跟在禦皓風身後離開侯府,夜千鳶真是後牙都快磨成碎渣子了。


    說得好聽是陪她回三王府解釋禦孤壑被劫的經過,但禦皓風此舉明顯是另有目的。


    然而,讓她更沒想到的是,當他們走出侯府大門時,就見到禦雲摯那修長的身姿宛如上仙般立在一輛馬車旁。


    “二弟這是去三王府嗎?本王也要去三王府,正好與你們同行。”


    “……”夜千鳶差點吐血。


    她要急著回去報信,好帶著聞蕭和青磊去找禦孤壑。這些人全都擠到三王府去,她還怎麽跟聞蕭和青磊一起行動?


    如果手裏有棍子,她真恨不得給這兩人幾棍子,打死得了!


    二王府的馬車早已讓二王妃華鳳茹坐著回二王府了。禦皓風也沒讓侯府的人另外備馬車,冷眼瞧過禦雲摯這個大王兄,他轉身就上三王府的馬車。


    見狀,夜千鳶精致的臉蛋就跟臭雞蛋似的。


    要她與二王爺同乘一輛馬車,若禦孤壑知道,隻怕會氣得原地爆炸!


    禦孤壑今日為什麽會來,還不是怕她跟二王爺有什麽。那家夥看著好說話,實際上心眼小得很,就像那一次夜長東幫二王爺約她去酒樓,他聽說了之後當場把桌子都踹了……


    若是他們沒發展成親親抱抱的關係還好,她跟哪個男人走近他都管不著。可是今天早上他們才在馬車裏親了一路,還不到中午她又跟別的男人乘一輛馬車,這感覺別說禦孤壑那醋壇子會多心了,就她都特別排斥。


    更何況二王爺也不是好相處的,上次拉了她的手,這次保不準又要占她便宜。


    到時她該怎麽應對?


    就在她暗戳戳著急要怎麽拒絕與二王爺同乘一輛馬車時,禦雲摯突然從她身側走過,踩著腳踏上了馬車。


    看著他如此舉動,夜千鳶心中一喜。


    “二王爺,既然大王爺要與您同乘一車,那妾身就不打擾你們敘話了。”請示完後,她也不等禦皓風應聲,趕緊上了大王府的馬車。

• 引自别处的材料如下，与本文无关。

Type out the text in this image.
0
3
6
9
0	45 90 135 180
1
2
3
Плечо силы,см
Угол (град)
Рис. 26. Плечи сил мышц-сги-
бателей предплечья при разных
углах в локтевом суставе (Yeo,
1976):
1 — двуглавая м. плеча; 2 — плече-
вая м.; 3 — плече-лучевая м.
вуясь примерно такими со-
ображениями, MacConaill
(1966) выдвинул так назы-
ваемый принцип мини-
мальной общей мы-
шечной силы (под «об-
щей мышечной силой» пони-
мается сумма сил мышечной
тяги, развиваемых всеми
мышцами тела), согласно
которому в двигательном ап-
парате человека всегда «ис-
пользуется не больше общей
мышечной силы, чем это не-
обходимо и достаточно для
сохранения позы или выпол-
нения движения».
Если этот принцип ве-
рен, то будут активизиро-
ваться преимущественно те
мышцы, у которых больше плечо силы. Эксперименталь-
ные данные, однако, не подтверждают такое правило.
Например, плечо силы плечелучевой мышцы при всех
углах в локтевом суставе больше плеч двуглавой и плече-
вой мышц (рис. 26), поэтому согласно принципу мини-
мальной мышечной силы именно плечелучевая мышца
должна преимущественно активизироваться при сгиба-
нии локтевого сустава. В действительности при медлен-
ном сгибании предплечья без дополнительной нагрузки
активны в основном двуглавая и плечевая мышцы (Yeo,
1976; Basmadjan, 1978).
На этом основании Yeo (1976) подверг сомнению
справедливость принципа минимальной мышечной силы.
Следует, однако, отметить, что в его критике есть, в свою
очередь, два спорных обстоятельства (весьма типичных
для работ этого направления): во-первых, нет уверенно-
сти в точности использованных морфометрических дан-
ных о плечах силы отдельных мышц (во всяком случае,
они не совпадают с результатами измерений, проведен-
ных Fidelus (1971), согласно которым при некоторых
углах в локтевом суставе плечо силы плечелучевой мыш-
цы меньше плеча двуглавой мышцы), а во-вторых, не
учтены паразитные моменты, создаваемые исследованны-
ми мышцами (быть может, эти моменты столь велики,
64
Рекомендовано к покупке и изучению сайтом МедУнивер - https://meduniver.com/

    兩個大男人坐一塊,不論是從身份還是從人數上,她也不可能擠進去的。


    至於兄弟兩個如何看待她,她管不著。


    。。。。。。


    聽說禦孤壑被人劫走,聞蕭和青磊震驚又著急,當即就召集了全府的侍衛出去尋找。


    礙於兩位王爺同時到來,青磊留在府中。


    夜千鳶沒心思招待他們,一回去就借口身子不適然後回了禦孤壑的臥房。


    自從陵墓逃生出來後,禦孤壑的臥房就變成了她的,為了讓她安心養傷,禦孤壑這個正主甚至還睡在隔壁。

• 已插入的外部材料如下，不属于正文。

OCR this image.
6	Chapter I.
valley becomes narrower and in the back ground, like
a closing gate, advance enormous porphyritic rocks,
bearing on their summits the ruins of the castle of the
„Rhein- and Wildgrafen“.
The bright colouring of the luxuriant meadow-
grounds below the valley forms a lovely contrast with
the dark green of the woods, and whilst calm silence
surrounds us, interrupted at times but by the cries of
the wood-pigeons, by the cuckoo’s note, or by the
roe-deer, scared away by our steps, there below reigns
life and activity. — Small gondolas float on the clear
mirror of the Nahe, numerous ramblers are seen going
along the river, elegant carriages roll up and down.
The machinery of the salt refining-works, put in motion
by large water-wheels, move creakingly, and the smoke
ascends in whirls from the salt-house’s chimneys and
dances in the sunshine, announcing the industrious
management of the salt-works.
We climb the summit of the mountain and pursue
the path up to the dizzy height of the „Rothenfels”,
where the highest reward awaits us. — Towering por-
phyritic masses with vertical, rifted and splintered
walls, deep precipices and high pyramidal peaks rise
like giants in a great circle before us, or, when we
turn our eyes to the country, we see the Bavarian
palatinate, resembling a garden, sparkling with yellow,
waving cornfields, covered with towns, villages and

    房間裏,幾乎都是藥味兒,有她喝過的藥味兒,也有他喝過的藥味兒,這些味兒串在一起,她心裏更是說不出的難受。


    回想這個把月他們相處時的點點滴滴,雖然他一開始是有意隱瞞身份,但平心而論,他除了要她幫忙救大王爺外,也沒有任何不軌之心。


    反而是越熟悉他,她越是能感受他的無奈。生在一個涼薄的家庭裏,卻還要去保護一份手足之情,完全沒考慮過自己最後能得到什麽。

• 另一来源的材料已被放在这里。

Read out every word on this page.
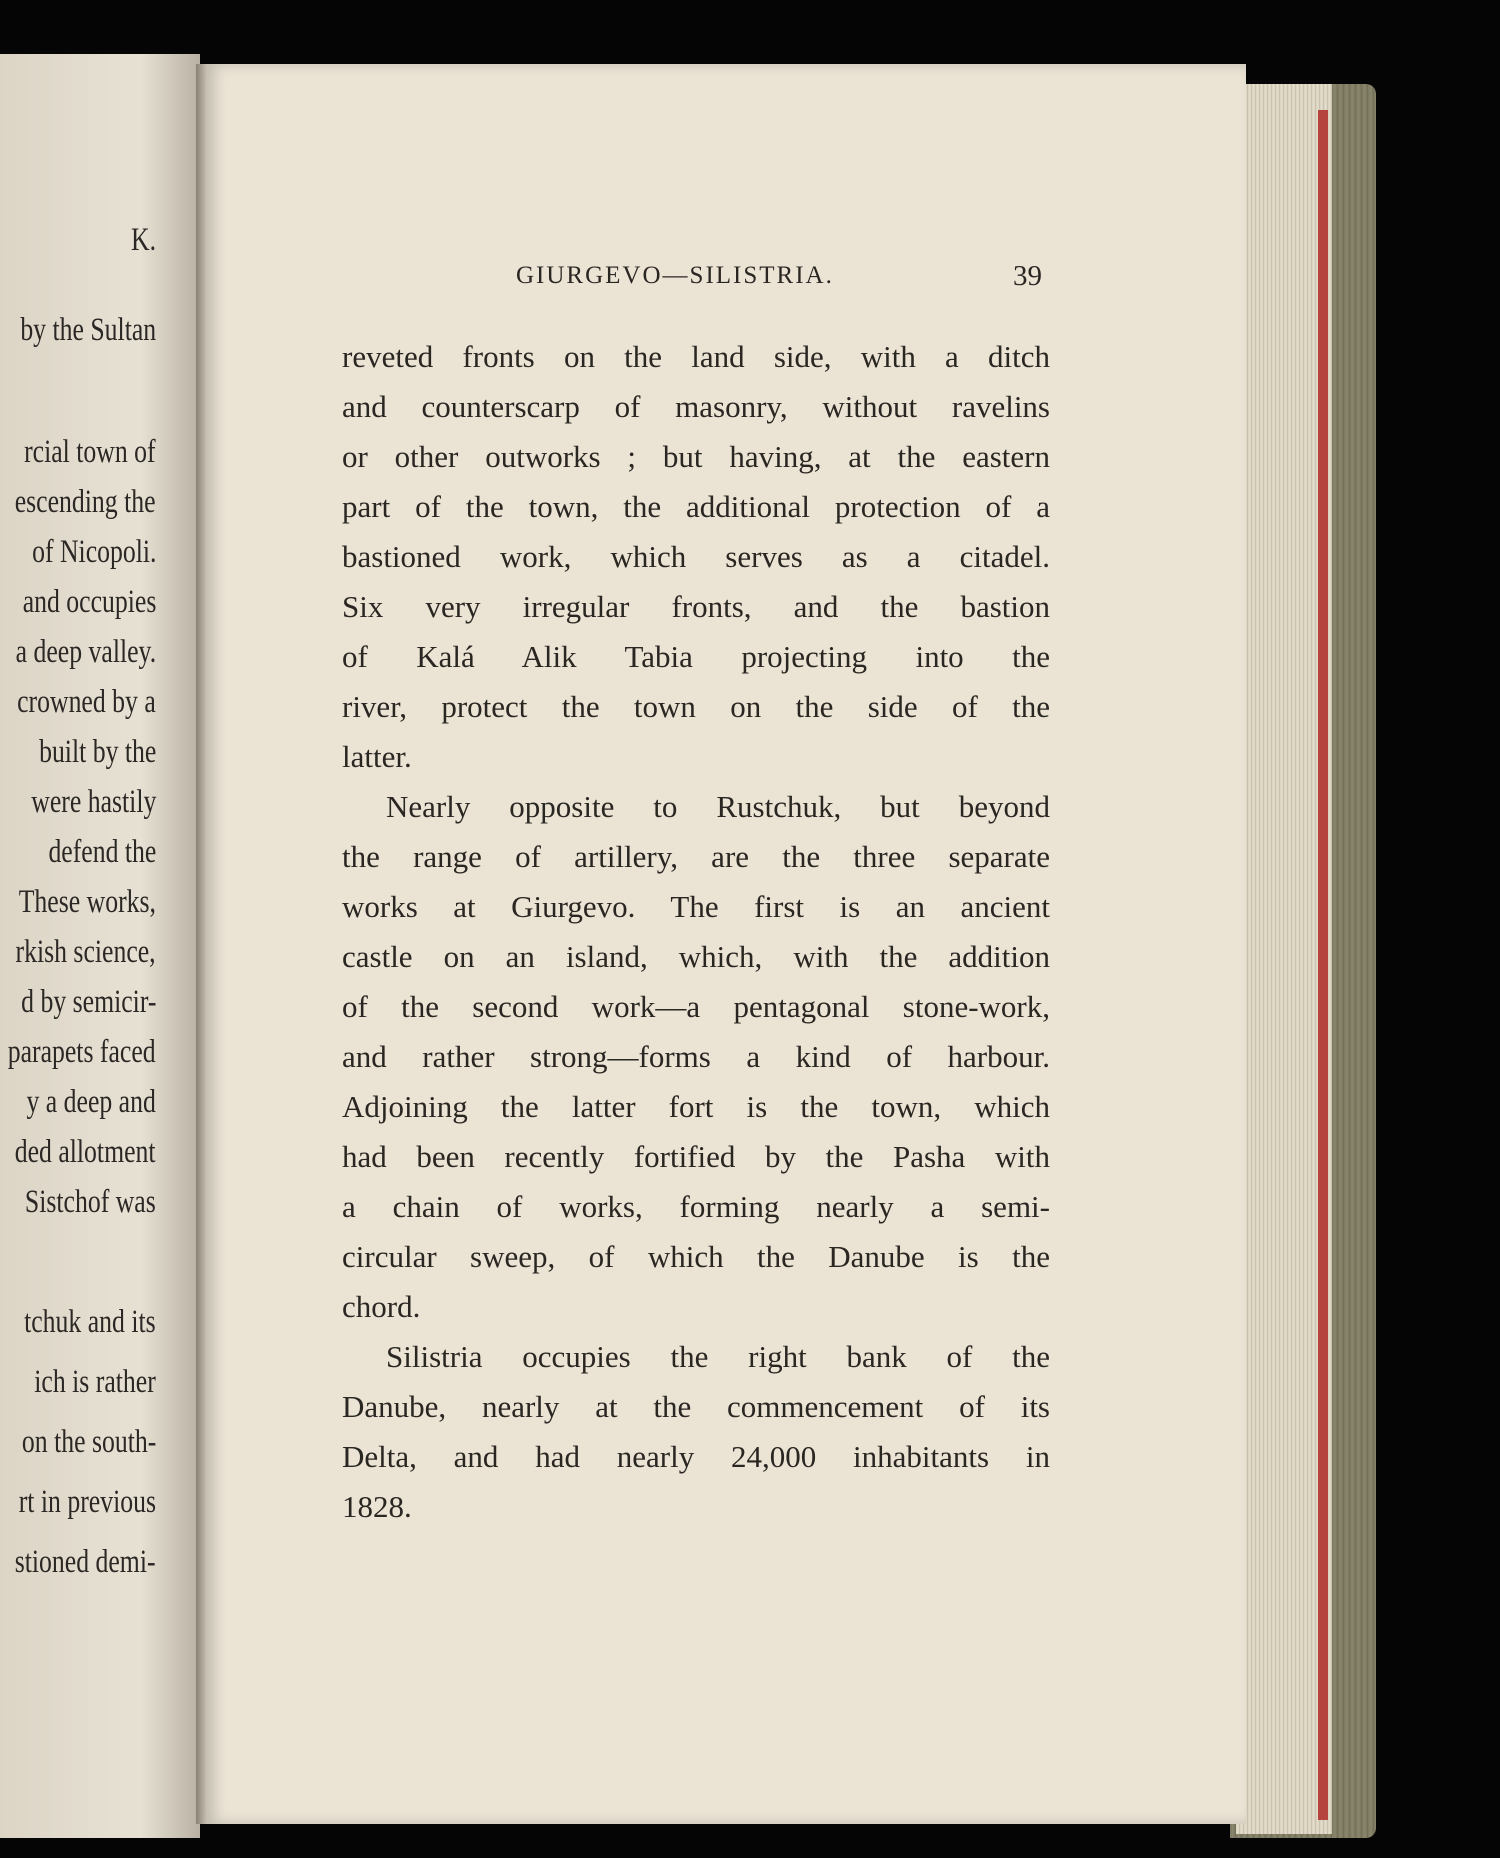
K.
by the Sultan
rcial town of
escending the
of Nicopoli.
and occupies
a deep valley.
crowned by a
built by the
were hastily
defend the
These works,
rkish science,
d by semicir-
parapets faced
y a deep and
ded allotment
Sistchof was
tchuk and its
ich is rather
on the south-
rt in previous
stioned demi-
GIURGEVO—SILISTRIA.	39
reveted fronts on the land side, with a ditch
and counterscarp of masonry, without ravelins
or other outworks ; but having, at the eastern
part of the town, the additional protection of a
bastioned work, which serves as a citadel.
Six very irregular fronts, and the bastion
of Kalá Alik Tabia projecting into the
river, protect the town on the side of the
latter.
Nearly opposite to Rustchuk, but beyond
the range of artillery, are the three separate
works at Giurgevo. The first is an ancient
castle on an island, which, with the addition
of the second work—a pentagonal stone-work,
and rather strong—forms a kind of harbour.
Adjoining the latter fort is the town, which
had been recently fortified by the Pasha with
a chain of works, forming nearly a semi-
circular sweep, of which the Danube is the
chord.
Silistria occupies the right bank of the
Danube, nearly at the commencement of its
Delta, and had nearly 24,000 inhabitants in
1828.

    起初,她一直都覺得那家夥風流散漫、邪魅隨性,跟‘正經’二個字完全不搭邊。可朝夕相處後,她才發現那家夥內在的體貼和溫柔,甚至還有對她沒有下限的縱容和寵溺。


    哪個身嬌體貴的皇子會去別人家做賊的?哪個皇子會半夜三更去扮鬼嚇人的?哪個皇子會任由一個女人撒潑打罵的?


    偏偏他全都做到了……


    看著衣櫃裏他們倆的衣物,她鼻子忍不住發酸,眼眶也隨之變得滾燙。


    如果他能平安回來,她肯定會好好和他處下去。哪怕他時日不多,她也會用心陪他走到最後。


    “王妃?”


    聽到青磊的聲音,夜千鳶將衣櫃合上,擦了擦眼角後才去把門打開。


    看著她眼眶又紅又潤,青磊抖了抖眼皮,張嘴想說什麽,但被夜千鳶先搶了聲。


    “我沒事,你不用管我,二王爺跟來府中,也是想監督你們尋找王爺。你暗中把他盯好,別讓他趁機做什麽手腳妨礙你們尋找王爺。”


    “王妃,王爺吉人天相,他會平安無事的。”青磊突然低下頭。


    在夜千鳶看來,他這安慰人的話完全沒底氣,就跟自欺欺人一樣。她滿臉落寞,眼裏的哀傷怎麽藏都藏不住:“王爺這次出事非同尋常,我看我爹的樣子好像也很意外,如果不是我爹和二王爺做的,那多半都是木翼宗的人。對方神秘詭測又手段狠辣,小馨的死與對方有關,我也遭對方偷襲差點喪命,王爺要是落在對方手中,我真的不敢想象後果……”


    青磊突然抓起了後腦勺:“王妃,其實……”


    “你去忙吧,把外麵那兩位爺伺候好,我想一個人靜靜。”夜千鳶沒聽他說完,將房門重新關上。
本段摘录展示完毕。